The integration of environmental and genotypic data can facilitate the identification of both useful molecular markers for breeding improvement and suitable donor germplasm of stress resistance that can be used as parents for varietal improvement (Schoville et al. 2012; Henry and Nevo 2014; Berny Mier y Teran et al. 2020). The comparison of climatic variables among Brazilian market classes showed that the landraces of Mulatinho type were cultivated in areas with significantly lower rainfall and higher temperature in Brazil, confirming earlier results obtained with a similar approach using microsatellite markers (Burle 2008). We hypothesize that initial growers of Mulatinho types may have chosen this type because of its relative drought resistance regardless of the seed color. Subsequently, a consumer preference developed for the specific Mulatinho seed color and became the main reason for cultivating this bean type regardless of its drought adaptation. Yet, selection for seed color may have entailed indirect selection for heat or drought tolerance because of linkage disequilibrium, further enhanced by the predominantly autogamous reproductive system of common bean (Papa and Gepts 2003; Papa et al. 2005; Kwak and Gepts 2009). Seed color and color pattern are conditioned by some 7–10 genes distributed over most of the bean chromosomes (Bassett 2007; McClean et al. 2002).
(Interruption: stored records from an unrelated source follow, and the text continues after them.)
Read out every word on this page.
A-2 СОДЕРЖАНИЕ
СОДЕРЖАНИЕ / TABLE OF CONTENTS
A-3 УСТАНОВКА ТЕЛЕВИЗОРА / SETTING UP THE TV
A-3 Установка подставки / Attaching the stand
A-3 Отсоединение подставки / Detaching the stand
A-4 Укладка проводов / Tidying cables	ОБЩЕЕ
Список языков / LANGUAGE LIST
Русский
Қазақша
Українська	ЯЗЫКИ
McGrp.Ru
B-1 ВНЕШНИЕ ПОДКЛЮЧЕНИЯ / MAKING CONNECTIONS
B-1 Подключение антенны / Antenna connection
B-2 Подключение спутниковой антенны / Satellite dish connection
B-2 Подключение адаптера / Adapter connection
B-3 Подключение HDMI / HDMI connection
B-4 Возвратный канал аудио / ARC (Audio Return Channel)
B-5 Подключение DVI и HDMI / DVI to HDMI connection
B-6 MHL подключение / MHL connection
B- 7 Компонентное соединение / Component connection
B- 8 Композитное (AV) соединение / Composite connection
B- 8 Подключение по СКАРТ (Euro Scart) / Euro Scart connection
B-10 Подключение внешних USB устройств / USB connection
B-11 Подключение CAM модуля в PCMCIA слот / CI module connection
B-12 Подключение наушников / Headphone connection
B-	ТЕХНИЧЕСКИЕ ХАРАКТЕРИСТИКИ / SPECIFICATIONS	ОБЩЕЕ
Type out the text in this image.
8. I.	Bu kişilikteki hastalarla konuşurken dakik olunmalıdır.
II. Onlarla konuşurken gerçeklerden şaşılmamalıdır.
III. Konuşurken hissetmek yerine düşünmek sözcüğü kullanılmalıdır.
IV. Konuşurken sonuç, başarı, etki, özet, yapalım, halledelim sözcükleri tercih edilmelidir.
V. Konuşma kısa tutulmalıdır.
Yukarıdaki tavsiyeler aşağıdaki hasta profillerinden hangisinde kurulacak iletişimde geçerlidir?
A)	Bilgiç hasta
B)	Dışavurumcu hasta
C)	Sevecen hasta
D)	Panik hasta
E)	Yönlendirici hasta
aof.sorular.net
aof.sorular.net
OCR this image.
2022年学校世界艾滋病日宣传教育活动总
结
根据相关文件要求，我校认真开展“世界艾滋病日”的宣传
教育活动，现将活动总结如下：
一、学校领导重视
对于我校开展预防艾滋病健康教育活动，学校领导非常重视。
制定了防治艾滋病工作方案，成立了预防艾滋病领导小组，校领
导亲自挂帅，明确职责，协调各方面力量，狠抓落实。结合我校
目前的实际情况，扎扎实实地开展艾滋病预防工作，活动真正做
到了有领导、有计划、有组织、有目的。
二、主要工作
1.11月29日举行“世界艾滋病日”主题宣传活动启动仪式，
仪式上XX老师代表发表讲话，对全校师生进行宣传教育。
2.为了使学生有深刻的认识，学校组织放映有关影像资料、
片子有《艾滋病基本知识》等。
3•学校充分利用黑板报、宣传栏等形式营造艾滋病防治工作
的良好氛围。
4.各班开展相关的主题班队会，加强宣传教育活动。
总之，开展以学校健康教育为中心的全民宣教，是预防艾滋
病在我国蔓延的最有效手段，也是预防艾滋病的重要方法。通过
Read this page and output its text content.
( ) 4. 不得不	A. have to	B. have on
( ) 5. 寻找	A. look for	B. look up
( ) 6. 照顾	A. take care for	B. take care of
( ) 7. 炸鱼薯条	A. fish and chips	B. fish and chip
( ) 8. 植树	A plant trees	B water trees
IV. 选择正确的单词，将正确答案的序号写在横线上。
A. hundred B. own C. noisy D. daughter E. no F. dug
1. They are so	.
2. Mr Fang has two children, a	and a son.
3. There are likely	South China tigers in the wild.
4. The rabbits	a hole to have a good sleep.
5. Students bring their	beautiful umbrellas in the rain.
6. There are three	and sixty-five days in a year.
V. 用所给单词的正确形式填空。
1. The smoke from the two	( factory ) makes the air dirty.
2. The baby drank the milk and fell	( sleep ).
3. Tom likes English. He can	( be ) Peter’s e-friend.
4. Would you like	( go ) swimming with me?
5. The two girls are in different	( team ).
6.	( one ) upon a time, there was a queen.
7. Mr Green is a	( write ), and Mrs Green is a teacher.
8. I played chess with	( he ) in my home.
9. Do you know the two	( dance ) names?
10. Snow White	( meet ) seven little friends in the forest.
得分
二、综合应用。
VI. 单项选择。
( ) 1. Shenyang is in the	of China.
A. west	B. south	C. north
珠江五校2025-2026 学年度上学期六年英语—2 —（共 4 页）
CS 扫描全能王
Selection for seed color in common bean by farmers is effective as demonstrated by the tremendous biocultural diversity displayed by domesticated common bean (e.g., Kuzay et al. 2020) and shown recently in places as diverse as Mexico (Worthington et al. 2012) and Uganda (Wilkus et al. 2019). The current results confirm the extensive levels of LD in the bean genome identified previously (Kwak and Gepts 2009). These results suggest that some of the SNPs identified by GWAS analysis could be related to environmental adaptation or that there can be linkage between loci differentiating market classes and those controlling mechanisms of environmental adaptation. Nevertheless, caution should be exercised because spurious associations can occur during GWAS analysis (Shen and Carlborg 2013).